3.2.1 Realismo Mágico: Estranho Demais Para Acreditar?

3.2.1.1 Realismo maravilhoso

Pode-se notar que tanto o uso do conceito de realismo mágico quanto do real maravilhoso para designar as novas narrativas latino-americanas aconteceram devido justamente ao fato para o qual Carpentier (2009, p. 12) chama atenção: as histórias acontecidas aqui se tornam maravilhosas ou mágicas de um modo impossível de acontecer na Europa, e como o próprio autor escreveu: “mas o que é a história da América toda senão uma crônica do real maravilhoso?”.
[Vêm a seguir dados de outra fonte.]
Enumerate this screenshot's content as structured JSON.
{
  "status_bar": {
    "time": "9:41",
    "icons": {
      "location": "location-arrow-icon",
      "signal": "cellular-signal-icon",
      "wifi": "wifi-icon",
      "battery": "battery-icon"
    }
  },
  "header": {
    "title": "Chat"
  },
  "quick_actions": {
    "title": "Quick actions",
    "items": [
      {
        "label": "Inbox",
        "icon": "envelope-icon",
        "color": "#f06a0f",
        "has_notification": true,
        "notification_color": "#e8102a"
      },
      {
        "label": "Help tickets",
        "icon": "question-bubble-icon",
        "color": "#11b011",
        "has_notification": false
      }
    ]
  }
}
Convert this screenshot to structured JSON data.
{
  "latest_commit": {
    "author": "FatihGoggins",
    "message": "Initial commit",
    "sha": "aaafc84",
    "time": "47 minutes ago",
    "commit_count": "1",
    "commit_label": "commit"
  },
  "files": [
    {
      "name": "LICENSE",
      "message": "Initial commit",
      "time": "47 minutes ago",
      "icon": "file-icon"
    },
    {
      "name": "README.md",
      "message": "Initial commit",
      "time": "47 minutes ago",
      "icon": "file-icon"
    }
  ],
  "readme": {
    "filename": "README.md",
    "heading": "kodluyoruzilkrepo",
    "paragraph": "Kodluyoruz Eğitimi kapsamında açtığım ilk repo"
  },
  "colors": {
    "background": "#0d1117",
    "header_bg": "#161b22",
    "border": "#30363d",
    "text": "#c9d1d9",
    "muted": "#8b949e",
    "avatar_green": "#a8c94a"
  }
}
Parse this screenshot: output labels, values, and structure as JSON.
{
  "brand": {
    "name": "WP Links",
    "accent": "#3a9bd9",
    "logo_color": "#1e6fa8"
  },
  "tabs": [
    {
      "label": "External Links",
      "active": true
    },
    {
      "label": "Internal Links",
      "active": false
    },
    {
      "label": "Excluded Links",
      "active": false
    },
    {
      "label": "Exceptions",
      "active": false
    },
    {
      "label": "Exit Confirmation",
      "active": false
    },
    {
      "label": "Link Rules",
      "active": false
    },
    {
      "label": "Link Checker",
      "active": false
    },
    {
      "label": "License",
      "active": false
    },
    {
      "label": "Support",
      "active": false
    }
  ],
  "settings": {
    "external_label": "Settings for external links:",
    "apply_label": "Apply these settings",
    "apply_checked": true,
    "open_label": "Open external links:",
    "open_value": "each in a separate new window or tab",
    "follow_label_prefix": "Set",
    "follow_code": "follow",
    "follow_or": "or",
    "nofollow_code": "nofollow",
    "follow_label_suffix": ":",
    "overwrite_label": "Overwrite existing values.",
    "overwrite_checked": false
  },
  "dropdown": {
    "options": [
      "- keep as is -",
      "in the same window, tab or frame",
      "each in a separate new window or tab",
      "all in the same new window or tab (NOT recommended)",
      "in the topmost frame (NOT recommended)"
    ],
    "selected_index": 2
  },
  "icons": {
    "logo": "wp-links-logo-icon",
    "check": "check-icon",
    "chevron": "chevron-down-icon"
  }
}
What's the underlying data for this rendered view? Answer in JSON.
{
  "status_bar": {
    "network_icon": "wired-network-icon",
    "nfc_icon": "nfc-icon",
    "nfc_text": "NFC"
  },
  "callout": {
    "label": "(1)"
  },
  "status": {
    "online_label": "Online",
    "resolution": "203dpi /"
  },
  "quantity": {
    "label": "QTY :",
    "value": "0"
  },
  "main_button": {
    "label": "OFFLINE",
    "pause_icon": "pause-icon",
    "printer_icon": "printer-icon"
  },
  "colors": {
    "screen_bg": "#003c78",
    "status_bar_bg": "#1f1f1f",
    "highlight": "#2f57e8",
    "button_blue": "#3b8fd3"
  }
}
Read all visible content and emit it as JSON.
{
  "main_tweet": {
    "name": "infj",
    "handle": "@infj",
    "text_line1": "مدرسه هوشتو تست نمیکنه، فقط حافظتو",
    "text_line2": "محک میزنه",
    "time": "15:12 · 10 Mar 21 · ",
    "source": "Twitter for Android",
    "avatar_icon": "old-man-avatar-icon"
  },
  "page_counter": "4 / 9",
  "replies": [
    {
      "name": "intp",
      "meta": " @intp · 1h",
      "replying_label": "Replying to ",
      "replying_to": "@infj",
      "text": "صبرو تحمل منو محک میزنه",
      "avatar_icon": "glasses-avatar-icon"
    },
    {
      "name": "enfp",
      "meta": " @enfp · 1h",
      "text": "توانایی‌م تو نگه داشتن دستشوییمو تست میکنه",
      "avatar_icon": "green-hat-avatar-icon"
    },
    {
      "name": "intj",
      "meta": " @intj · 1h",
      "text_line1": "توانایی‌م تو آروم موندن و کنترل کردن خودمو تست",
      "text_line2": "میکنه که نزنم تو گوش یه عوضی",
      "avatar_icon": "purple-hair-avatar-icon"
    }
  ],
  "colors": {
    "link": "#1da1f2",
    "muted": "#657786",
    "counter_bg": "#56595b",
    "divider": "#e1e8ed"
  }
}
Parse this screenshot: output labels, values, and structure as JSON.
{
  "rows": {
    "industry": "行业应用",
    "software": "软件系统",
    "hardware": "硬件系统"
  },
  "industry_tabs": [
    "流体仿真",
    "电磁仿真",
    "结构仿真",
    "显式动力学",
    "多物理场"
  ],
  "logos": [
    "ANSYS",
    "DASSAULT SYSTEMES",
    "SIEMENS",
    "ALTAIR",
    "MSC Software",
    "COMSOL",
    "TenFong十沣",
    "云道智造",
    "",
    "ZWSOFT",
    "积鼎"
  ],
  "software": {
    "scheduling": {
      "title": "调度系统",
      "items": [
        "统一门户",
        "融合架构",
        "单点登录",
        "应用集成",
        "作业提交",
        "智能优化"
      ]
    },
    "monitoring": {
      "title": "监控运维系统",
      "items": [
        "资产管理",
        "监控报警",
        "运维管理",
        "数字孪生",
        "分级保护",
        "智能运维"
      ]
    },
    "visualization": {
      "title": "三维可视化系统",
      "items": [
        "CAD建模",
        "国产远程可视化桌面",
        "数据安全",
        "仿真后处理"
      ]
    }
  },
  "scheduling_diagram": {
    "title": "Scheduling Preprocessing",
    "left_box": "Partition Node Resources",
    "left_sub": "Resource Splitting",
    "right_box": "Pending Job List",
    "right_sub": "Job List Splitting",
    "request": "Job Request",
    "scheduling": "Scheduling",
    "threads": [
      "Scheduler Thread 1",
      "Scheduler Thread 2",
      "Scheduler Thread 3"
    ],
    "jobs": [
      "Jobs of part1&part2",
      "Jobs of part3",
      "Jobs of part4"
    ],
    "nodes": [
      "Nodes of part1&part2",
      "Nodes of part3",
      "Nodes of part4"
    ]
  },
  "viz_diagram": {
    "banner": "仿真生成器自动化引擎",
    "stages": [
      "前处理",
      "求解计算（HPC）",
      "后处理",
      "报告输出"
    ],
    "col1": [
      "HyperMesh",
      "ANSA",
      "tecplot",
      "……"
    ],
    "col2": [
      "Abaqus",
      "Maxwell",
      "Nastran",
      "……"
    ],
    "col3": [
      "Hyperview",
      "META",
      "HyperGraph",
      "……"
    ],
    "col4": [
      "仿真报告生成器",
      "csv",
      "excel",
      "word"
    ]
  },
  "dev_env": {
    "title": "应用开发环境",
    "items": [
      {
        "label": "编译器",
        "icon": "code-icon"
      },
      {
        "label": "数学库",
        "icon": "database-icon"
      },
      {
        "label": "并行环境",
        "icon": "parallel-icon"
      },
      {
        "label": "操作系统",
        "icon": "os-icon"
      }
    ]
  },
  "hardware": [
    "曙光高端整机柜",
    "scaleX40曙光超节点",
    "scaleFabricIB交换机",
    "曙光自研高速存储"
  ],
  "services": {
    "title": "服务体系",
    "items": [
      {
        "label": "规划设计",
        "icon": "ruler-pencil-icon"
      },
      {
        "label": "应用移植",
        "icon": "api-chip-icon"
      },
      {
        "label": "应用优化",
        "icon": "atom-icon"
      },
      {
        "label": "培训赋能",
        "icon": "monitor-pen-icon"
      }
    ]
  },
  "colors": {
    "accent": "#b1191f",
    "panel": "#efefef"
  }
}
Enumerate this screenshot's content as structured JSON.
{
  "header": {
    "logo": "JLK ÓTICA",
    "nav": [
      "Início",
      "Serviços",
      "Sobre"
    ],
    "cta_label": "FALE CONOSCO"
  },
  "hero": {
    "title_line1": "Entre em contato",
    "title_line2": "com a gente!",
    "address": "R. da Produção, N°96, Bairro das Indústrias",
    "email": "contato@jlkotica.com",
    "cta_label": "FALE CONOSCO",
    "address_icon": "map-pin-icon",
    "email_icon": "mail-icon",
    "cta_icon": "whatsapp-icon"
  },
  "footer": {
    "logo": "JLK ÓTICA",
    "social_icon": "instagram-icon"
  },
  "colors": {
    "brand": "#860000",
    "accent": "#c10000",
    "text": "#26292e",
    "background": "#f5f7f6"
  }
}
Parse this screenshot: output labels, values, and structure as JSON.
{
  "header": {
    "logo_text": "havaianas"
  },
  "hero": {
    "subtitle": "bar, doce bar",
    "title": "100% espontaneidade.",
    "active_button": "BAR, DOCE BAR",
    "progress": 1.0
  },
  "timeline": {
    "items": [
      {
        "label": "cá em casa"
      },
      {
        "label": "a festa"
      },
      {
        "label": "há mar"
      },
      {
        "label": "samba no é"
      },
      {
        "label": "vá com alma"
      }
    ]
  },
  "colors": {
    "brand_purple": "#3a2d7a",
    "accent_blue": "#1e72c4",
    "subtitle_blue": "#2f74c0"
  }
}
Maravilhoso este que melhor descreve a realidade opressiva e descomunal da América Latina, segundo pesquisadoras como Figueiredo (2013b) e também Chiampi (2008) que adotaram esse conceito cultural para esse realismo em contexto latino-americano. Trata-se, então, de uma vertente da ficção latino-americana que, segundo Figueiredo (2013b, p. 17), se constituiu como uma afirmação identitária do subcontinente, além de “uma revisão crítica da modernidade ocidental”. Levando em consideração o maravilhoso como um conceito cultural que nos remete aos primeiros viajantes que passaram pelo Continente, Rodríguez Monegal (2008, p. 11) expõe que “o maravilhoso é um conceito literário europeu; que foram os descobridores e conquistadores, os que o aplicaram primeiro à América para documentar sua estranheza de forasteiros diante de uma realidade exótica”.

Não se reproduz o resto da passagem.